Offeror(s): Durante Holdings Pty Limited

Independent Adviser(s): Simmons Corporate Finance (Rule 18)

Company Meeting Date: 05/11/2010

On 25 August 2010, the Hill family notified Michael Hill International Limited (“MHI”) of their intention to seek shareholder approval to consolidate their various holdings of voting rights in MHI into a single entity by transferring the shares held by three trusts associated with the Hill family (the “Hill family trusts”) to Durante Holdings Pty Limited (“Durante”), and subsequently to increase Durante’s shareholding in MHI from approximately 48% to approximately 51% through on-market acquisitions.

 

An on-market acquisition process would mean that information including the identity of the seller of the shares and the price paid for the shares would not be known at the time of the shareholder meeting. As such, the proposal to seek shareholder approval for on-market acquisitions required exemptions with respect to these matters from the Takeovers Panel.

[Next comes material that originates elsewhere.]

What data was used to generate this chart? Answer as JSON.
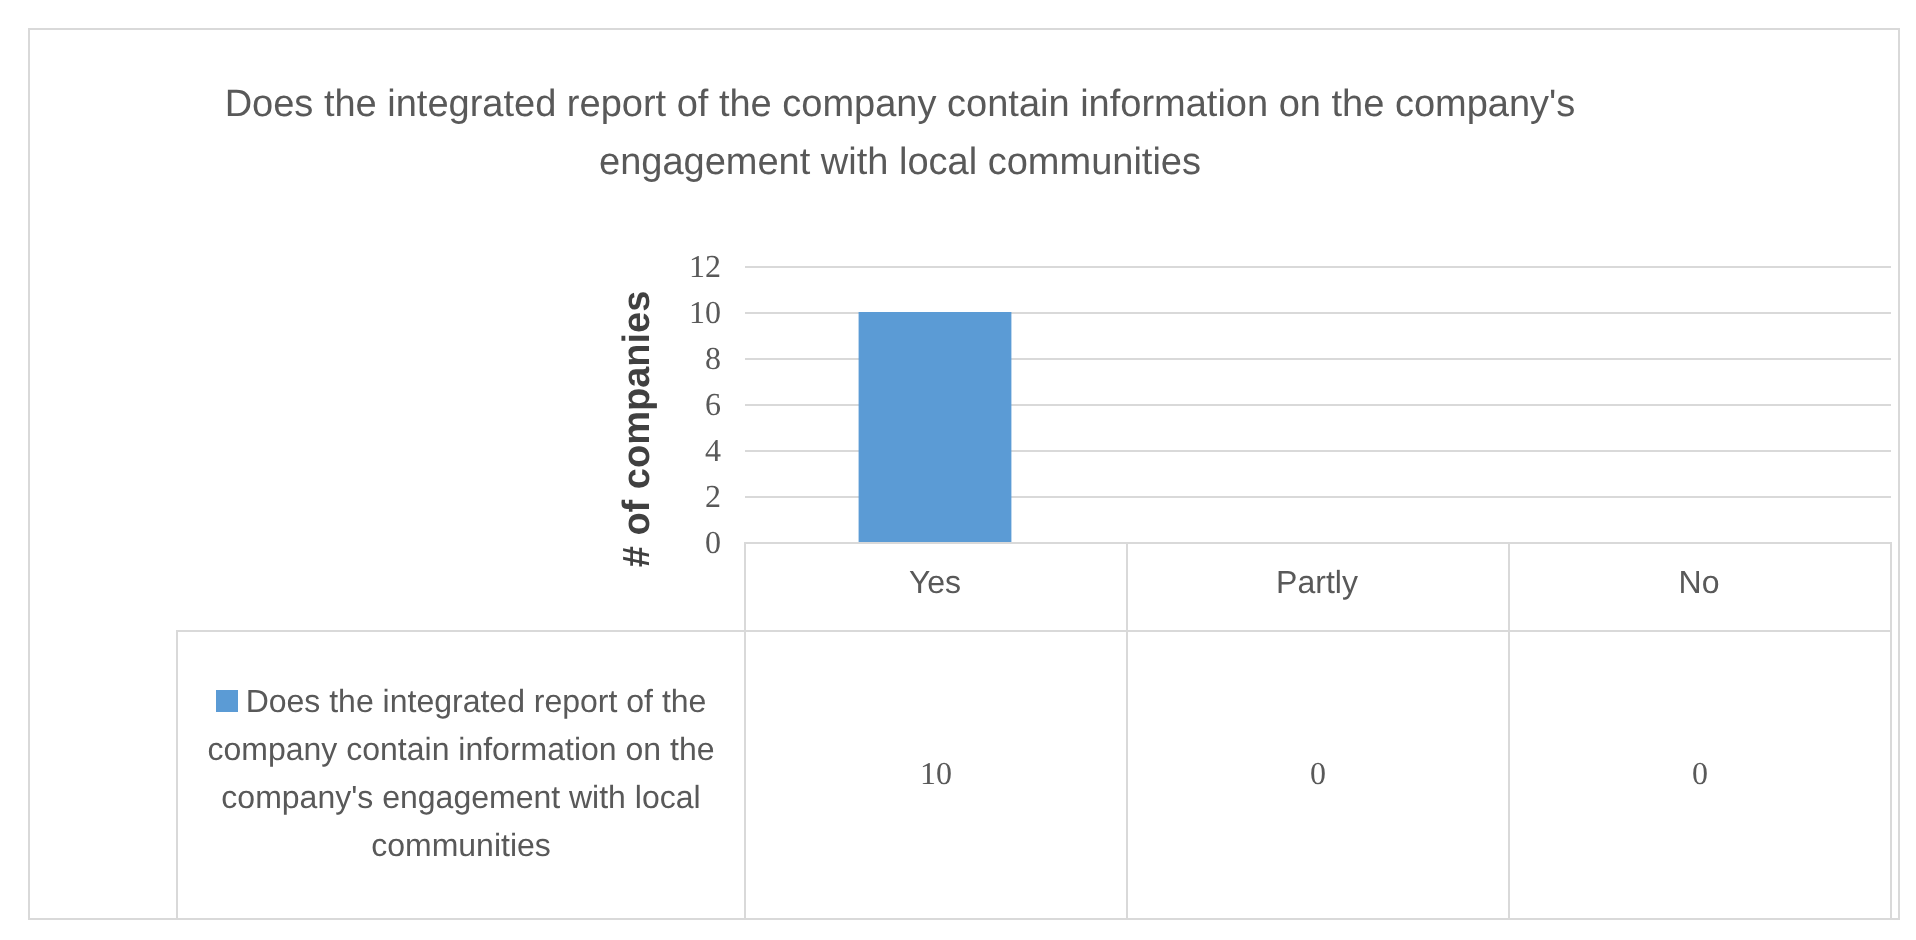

After the Panel executive advised that these exemptions would be unlikely to be granted, the Hill family indicated they would no longer be seeking shareholder approval for the on-market acquisitions.

 

On 5 November 2010, the acquisition by Durante of all of the shares held by the Hill family trusts was approved at an annual meeting of shareholders.

 

Simmons Corporate Finance prepared a rule 18 independent adviser’s report on the merits of the acquisitions.